To Sue, or Not to Sue? That Is the Question

A. Singer & Associates

As an average person, you have probably had little reason to need a lawyer or, particularly, to ever have to sue anybody. But, in business it is a completely different story. Often people break their promises (contracts). They don’t pay their bills. They don’t come through on their end to do what they promised to do. Sometimes, they may even attempt to steal your ideas or steal your customers! And if so, you are on the hunt to find someone who will represent your interests. So, what can you expect?

Like any business, there are all kinds of attorneys. Some are good. Some are kind. Some are rude. Some are totally incompetent. But one thing you can be sure of, it’s going to cost you a lot of money!

Lawsuits are expensive in time and money and emotional toll. So, how do you decide if you should sue or not?

I usually tell clients that a lawsuit is an investment and when evaluating any investment, you need to determine if it will pay off in the end. So, the first thing to look at is what will the law suit produce if you win. Attorneys call this your “damages.” Every legal claim has to have certain elements to even be brought in a court of law – things that have to be proven in order to obtain a judgment in your favor. One of the most important is that of damages and if you don’t have any, you can’t proceed – nor should you want to!

If you were going to purchase a beach lot, let’s say, for investment purposes. Your whole goal is to make sure that the property will increase in value so that when you sell you, you will have made a profit, right? Well, the same is true of a law suit. What can you expect to gain at the end of the suit? If you are in an auto accident, you will be compensated for your injuries, for damage to your vehicle and for the pain and suffering you experienced as a result. Most such cases are taken on a contingency basis so that the attorney is very motivated to get good (and profitable) results for you as they don’t get paid unless you do. The amount of payment is also based on a percentage of what you receive, so again, the attorney is motivated to get the highest return.

One of the most common types of lawsuits (other than accidents or injuries) is breach of contract. So how do you determine the damages you have suffered? Let’s say you purchase a house and don’t find out until after you move in that the roof leaks. The seller was aware of the leak, but covered it up by painting the ceiling and putting in new carpet. This is a violation of law as a seller has to disclose every defect they are aware of or it is a “breach of contract.” Your damages are what it will cost you to have to make the repairs along with any damage that may have occurred to your furnishings and personal property. In such a case, if your claims are proven true, you will be awarded the total of your damages and, in some cases, you can get reimbursed for what you spend on attorney fees. But realize that in most instances, your attorney fees are out of pocket so the total you receive will be reduced by the amount of damages you pay.

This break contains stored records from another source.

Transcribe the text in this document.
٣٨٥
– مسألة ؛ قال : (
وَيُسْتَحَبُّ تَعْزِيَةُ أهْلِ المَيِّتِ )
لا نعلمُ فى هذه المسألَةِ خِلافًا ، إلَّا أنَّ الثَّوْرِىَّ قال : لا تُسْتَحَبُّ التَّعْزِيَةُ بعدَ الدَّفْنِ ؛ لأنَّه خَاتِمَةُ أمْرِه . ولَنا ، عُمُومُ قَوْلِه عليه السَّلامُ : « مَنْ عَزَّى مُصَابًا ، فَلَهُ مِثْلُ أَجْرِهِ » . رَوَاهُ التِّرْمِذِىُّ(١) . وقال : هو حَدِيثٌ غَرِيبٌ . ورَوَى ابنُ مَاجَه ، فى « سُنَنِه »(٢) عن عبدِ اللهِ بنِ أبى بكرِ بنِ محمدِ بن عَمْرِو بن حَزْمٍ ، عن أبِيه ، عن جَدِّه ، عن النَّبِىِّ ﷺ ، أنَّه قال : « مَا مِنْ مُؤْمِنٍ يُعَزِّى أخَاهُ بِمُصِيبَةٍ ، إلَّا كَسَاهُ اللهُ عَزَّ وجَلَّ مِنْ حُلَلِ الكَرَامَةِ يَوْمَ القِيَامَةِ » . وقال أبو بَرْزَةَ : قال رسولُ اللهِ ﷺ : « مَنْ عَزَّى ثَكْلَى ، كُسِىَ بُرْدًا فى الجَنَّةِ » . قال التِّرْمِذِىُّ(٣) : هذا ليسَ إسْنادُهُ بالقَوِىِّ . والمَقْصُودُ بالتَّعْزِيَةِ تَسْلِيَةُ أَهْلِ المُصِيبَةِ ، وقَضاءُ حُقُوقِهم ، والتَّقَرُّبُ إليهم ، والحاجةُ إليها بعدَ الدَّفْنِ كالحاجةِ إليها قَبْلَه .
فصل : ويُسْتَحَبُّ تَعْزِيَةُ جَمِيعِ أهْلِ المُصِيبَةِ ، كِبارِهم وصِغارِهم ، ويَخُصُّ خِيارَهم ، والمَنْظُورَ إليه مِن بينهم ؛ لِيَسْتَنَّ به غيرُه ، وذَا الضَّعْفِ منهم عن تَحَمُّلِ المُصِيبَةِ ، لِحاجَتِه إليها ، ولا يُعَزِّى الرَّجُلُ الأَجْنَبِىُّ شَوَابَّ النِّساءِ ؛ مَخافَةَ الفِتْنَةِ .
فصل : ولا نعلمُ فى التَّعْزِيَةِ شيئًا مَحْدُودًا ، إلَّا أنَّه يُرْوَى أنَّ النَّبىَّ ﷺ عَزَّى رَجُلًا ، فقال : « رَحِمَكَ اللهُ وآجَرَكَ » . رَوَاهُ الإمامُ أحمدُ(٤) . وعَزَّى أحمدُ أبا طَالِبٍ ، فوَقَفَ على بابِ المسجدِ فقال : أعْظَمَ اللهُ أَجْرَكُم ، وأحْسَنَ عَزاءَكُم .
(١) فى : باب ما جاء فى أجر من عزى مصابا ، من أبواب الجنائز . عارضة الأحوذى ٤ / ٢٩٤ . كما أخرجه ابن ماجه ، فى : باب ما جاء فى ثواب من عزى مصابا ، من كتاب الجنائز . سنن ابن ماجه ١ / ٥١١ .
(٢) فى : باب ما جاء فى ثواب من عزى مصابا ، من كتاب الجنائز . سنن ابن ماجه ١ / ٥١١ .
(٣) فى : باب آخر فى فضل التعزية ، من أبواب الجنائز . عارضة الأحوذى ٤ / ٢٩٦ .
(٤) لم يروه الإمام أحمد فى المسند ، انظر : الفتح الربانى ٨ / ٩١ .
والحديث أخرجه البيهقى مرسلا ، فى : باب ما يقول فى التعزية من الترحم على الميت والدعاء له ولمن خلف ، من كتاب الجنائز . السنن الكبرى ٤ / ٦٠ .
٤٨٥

Another thing to consider is the length of time that it will take to recoup your losses. In California – and I’m sure in most courts across the land – the legal system is backlogged. Financial cutbacks have reduced the personnel available to assist the court in processing the voluminous amount of documents as well as a shortage of judges. As a rule, therefore, your case can languish through the courts for a minimum of a year and more often than not for up to two years. I always ask clients “how will you feel at the end of two years?” I guarantee that after a year or more of ongoing litigation and ongoing fees and costs, you will not be nearly as angry as you were the first day you spoke to an attorney about representing you!

So a good attorney will advise you at the very beginning what to expect both time-wise and cost-wise. If you determine that after a year or more of litigation you are going to come out even or with a small profit, then that’s the time to reevaluate whether proceeding with a lawsuit is a good idea. It is not a good investment if you spend $50,000 in attorney fees and only get $40,000 back or even $60,000 back.

In one case I had, my client had purchased an apartment building in Long Beach California – an expensive project to begin with. After the close of escrow, they found that the building (and numerous apartments) were riddled with mold. Two years later, we got a judgment for my client of over $1.2 million. His investment in attorneys fees and repairs was $638,000. In the end, aside from the emotional toll, my client was more than satisfied with the outcome. Yes, it took nearly two years to get the result and a lot of stress and anxiety along the way, but it was worth the investment. My client ended up with more than a half-million dollars in his pocket in the end.

So, before you consider filing suit, evaluate all of these things. Interview multiple attorneys and get multiple opinions but, bottom line, make sure you get an answer to the preliminary question. How much will I have to invest to get a return on my money? If the answer to that question is minuscule or that you come out even, then it may be best to walk away – even if it makes you really mad that the defendant screwed you over. In those instances, one can only hope that karma is a real thing and will come to get them eventually!